Die Temporärgehälter können dabei über denjenigen der Angestellten liegen, die einen regulären Arbeitsvertrag der Pharmafirmen haben. Der mittlere Monatslohn in der Branche beträgt 10’040 Franken, so die jüngsten Zahlen des Bundesamtes für Statistik von 2020. Das heisst, die Hälfte der Angestellten liegt unter dieser Summe, die andere darüber.
Für die Pharmaindustrie sind Leiharbeitende deshalb nicht unbedingt günstiger. «In den meisten Fällen sind sie für das Unternehmen teurer, wenn man die Gebühren für die Dienstleistungen des Personalvermittlers zum Gehalt hinzurechnet», sagt Stéphane Miras von der Gi Group.
«In vielen Fällen zahlen wir tatsächlich mehr als für Festangestellte, da wir über spezialisierte Agenturen arbeiten müssen», heisst es bei Sandoz.
Bürojobs landen in Niedriglohnländern
Einen Spareffekt kann es dennoch geben, wie Marius Osterfeld vom Verband Swissstaffing hervorhebt. Denn die Firmen sparen eigenes Rekrutierungs- und Verwaltungspersonal – und Sozialpakete bei Entlassungen.

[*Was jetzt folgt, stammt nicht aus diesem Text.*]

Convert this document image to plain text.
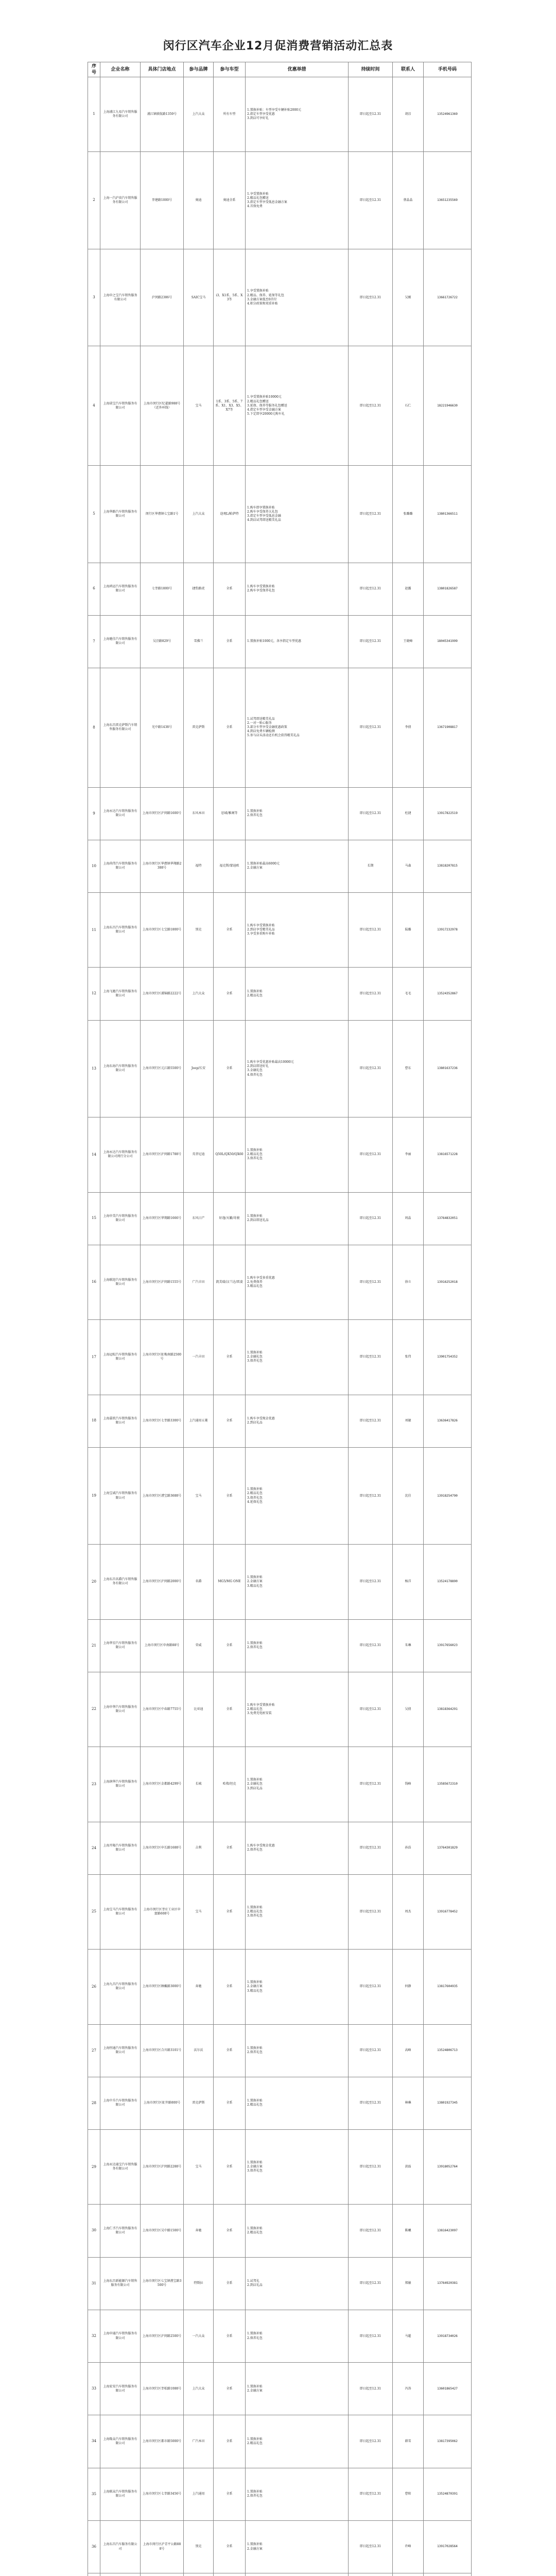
闵行区汽车企业12月促消费营销活动汇总表
序号	企业名称	具体门店地点	参与品牌	参与车型	优惠举措	持续时间	联系人	手机号码
1	上海浦江九易汽车销售服务有限公司	浦江镇联航路1359号	上汽大众	所有车型	1.置换补贴：车型享受车辆补贴2000元
2.指定车型享受优惠
3.到店可享好礼	即日起至12.31	胡淙	13524961369
2	上海一汽沪贵汽车销售服务有限公司	莘建路1000号	奥迪	奥迪全系	1.享受置换补贴
2.精品礼包赠送
3.指定车型享受低息金融方案
4.首保免费	即日起至12.31	蔡晶晶	13651235569
3	上海申之宝汽车销售服务有限公司	沪闵路2386号	SAIC宝马	i3、X1系、5系、X3等	1.享受置换补贴
2.精品、保养、延保等礼包
3.金融方案低至0首付
4.积分政策和双重补贴	即日起至12.31	吴刚	13661726722
4	上海诺宝汽车销售服务有限公司	上海市闵行区纪翟路988号（近外环线）	宝马	1系、3系、5系、7系、X1、X3、X5、X7等	1.享受置换补贴10000元
2.精品礼包赠送
3.延保、保养等服务礼包赠送
4.指定车型享受金融方案
5.下定即享20000元购车礼	即日起至12.31	石仁	18221946630
5	上海华路汽车销售服务有限公司	闵行区华漕镇七宝路1号	上汽大众	途观L/帕萨特	1.购车即享置换补贴
2.购车享受保养大礼包
3.指定车型享受低息金融
4.到店试驾即送精美礼品	即日起至12.31	张璐璐	13801366511
6	上海鸿运汽车销售服务有限公司	七莘路1800号	捷豹路虎	全系	1.购车享受置换补贴
2.购车享受保养礼包	即日起至12.31	赵露	13801826587
7	上海驰佳汽车销售服务有限公司	吴泾路829号	雪佛兰	全系	1.置换补贴1000元，各享指定车型优惠	即日起至12.31	王晓峰	18045341999
8	上海东昌雷克萨斯汽车销售服务有限公司	光中路1438号	雷克萨斯	全系	1.试驾即送精美礼品
2.一对一贴心服务
3.部分车型享受金融优惠政策
4.到店免费车辆检测
5.参与店头活动还有机会获得精美礼品	即日起至12.31	李倩	13671908817
9	上海永达汽车销售服务有限公司	上海市闵行区沪闵路1600号	东风本田	思域/雅阁等	1.置换补贴
2.保养礼包	即日起至12.31	杜捷	13917822519
10	上海尚伟汽车销售服务有限公司	上海市闵行区华漕镇华翔路2388号	福特	福克斯/蒙迪欧	1.置换补贴最高6000元
2.金融方案	长期	马森	13818207815
11	上海东昌汽车销售服务有限公司	上海市闵行区七宝路1800号	别克	全系	1.购车享受置换补贴
2.到店享受精美礼品
3.享受多重购车补贴	即日起至12.31	陆璐	13917232978
12	上海飞驰汽车销售服务有限公司	上海市闵行区浦锦路2222号	上汽大众	全系	1.置换补贴
2.精品礼包	即日起至12.31	毛毛	13524352867
13	上海东海汽车销售服务有限公司	上海市闵行区元江路5500号	Jeep/长安	全系	1.购车享受优惠补贴最高10000元
2.到店即送好礼
3.金融礼包
4.保养礼包	即日起至12.31	曹东	13801637236
14	上海永达汽车销售服务有限公司闵行分公司	上海市闵行区沪闵路1788号	英菲尼迪	Q50L/QX50/QX60	1.置换补贴
2.精品礼包
3.保养礼包	即日起至12.31	李丽	13816571228
15	上海申美汽车销售服务有限公司	上海市闵行区华翔路1666号	东风日产	轩逸/天籁/奇骏	1.置换补贴
2.到店即送礼品	即日起至12.31	周晶	13764832051
16	上海联迎汽车销售服务有限公司	上海市闵行区沪闵路1555号	广汽丰田	凯美瑞/汉兰达/雷凌	1.购车享受多重优惠
2.免费保养
3.精品礼包	即日起至12.31	徐立	13916252018
17	上海冠松汽车销售服务有限公司	上海市闵行区虹梅南路2500号	一汽丰田	全系	1.置换补贴
2.金融礼包
3.保养礼包	即日起至12.31	张伟	13901754352
18	上海嘉欣汽车销售服务有限公司	上海市闵行区七莘路3300号	上汽通用五菱	全系	1.购车享受现金优惠
2.到店礼品	即日起至12.31	刘敏	13636417826
19	上海宝诚汽车销售服务有限公司	上海市闵行区漕宝路3688号	宝马	全系	1.置换补贴
2.精品礼包
3.保养礼包
4.延保礼包	即日起至12.31	沈佳	13918254790
20	上海东昌名爵汽车销售服务有限公司	上海市闵行区沪闵路2000号	名爵	MG5/MG ONE	1.置换补贴
2.金融方案
3.精品礼包	即日起至12.31	杨洋	13524178890
21	上海华星汽车销售服务有限公司	上海市闵行区申南路88号	荣威	全系	1.置换补贴
2.保养礼包	即日起至12.31	朱琳	13917656023
22	上海申华汽车销售服务有限公司	上海市闵行区中春路7755号	比亚迪	全系	1.购车享受置换补贴
2.精品礼包
3.免费充电桩安装	即日起至12.31	吴倩	13818364291
23	上海润华汽车销售服务有限公司	上海市闵行区金都路4299号	长城	哈弗/坦克	1.置换补贴
2.金融礼包
3.到店礼品	即日起至12.31	钱峰	13585672310
24	上海开隆汽车销售服务有限公司	上海市闵行区申长路1688号	吉利	全系	1.购车享受现金优惠
2.保养礼包	即日起至12.31	孙浩	13764301829
25	上海宝马汽车销售服务有限公司	上海市闵行区莘庄工业区申富路608号	宝马	全系	1.置换补贴
2.精品礼包
3.保养礼包	即日起至12.31	周杰	13916778452
26	上海九昌汽车销售服务有限公司	上海市闵行区顾戴路3000号	奔驰	全系	1.置换补贴
2.金融方案
3.精品礼包	即日起至12.31	何静	13817604935
27	上海恒通汽车销售服务有限公司	上海市闵行区合川路3101号	沃尔沃	全系	1.置换补贴
2.保养礼包	即日起至12.31	高峰	13524806713
28	上海中升汽车销售服务有限公司	上海市闵行区虹井路800号	雷克萨斯	全系	1.置换补贴
2.精品礼包	即日起至12.31	林琳	13801927345
29	上海永达通宝汽车销售服务有限公司	上海市闵行区沪闵路2288号	宝马	全系	1.置换补贴
2.金融方案
3.保养礼包	即日起至12.31	黄磊	13918052764
30	上海仁孚汽车销售服务有限公司	上海市闵行区吴中路1500号	奔驰	全系	1.置换补贴
2.精品礼包	即日起至12.31	陈曦	13816423097
31	上海东昌新能源汽车销售服务有限公司	上海市闵行区七宝镇漕宝路3500号	特斯拉	全系	1.试驾礼
2.到店礼品	即日起至12.31	郑敏	13764920381
32	上海申通汽车销售服务有限公司	上海市闵行区沪闵路2500号	一汽大众	全系	1.置换补贴
2.保养礼包	即日起至12.31	马超	13918734026
33	上海宏安汽车销售服务有限公司	上海市闵行区莘松路1088号	上汽大众	全系	1.置换补贴
2.金融方案	即日起至12.31	冯涛	13601865427
34	上海隆众汽车销售服务有限公司	上海市闵行区都市路5000号	广汽本田	全系	1.置换补贴
2.精品礼包	即日起至12.31	韩雪	13817395062
35	上海联众汽车销售服务有限公司	上海市闵行区七莘路3456号	上汽通用	全系	1.置换补贴
2.保养礼包	即日起至12.31	曹阳	13524870391
36	上海东昌汽车服务有限公司	上海市闵行区沪青平公路888号	别克	全系	1.置换补贴
2.金融方案	即日起至12.31	许峰	13917028564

Roche und Novartis setzen für die Temporärkraftsuche sogar einen übergeordneten Vermittler ein, der die verschiedenen Personaldienstleister vergleicht. «So können sie die besten Angebote und Preise herausfinden», sagt Osterfeld.
Beide Schweizer Pharmariesen haben ihre festangestellten Mitarbeitenden zum Teil in Niedriglohnländer verlagert. Novartis verschob zentrale Dienste nach Slowenien und Indien. Roche lagerte allgemeine Bürojobs von der Schweiz in Länder wie Ungarn aus.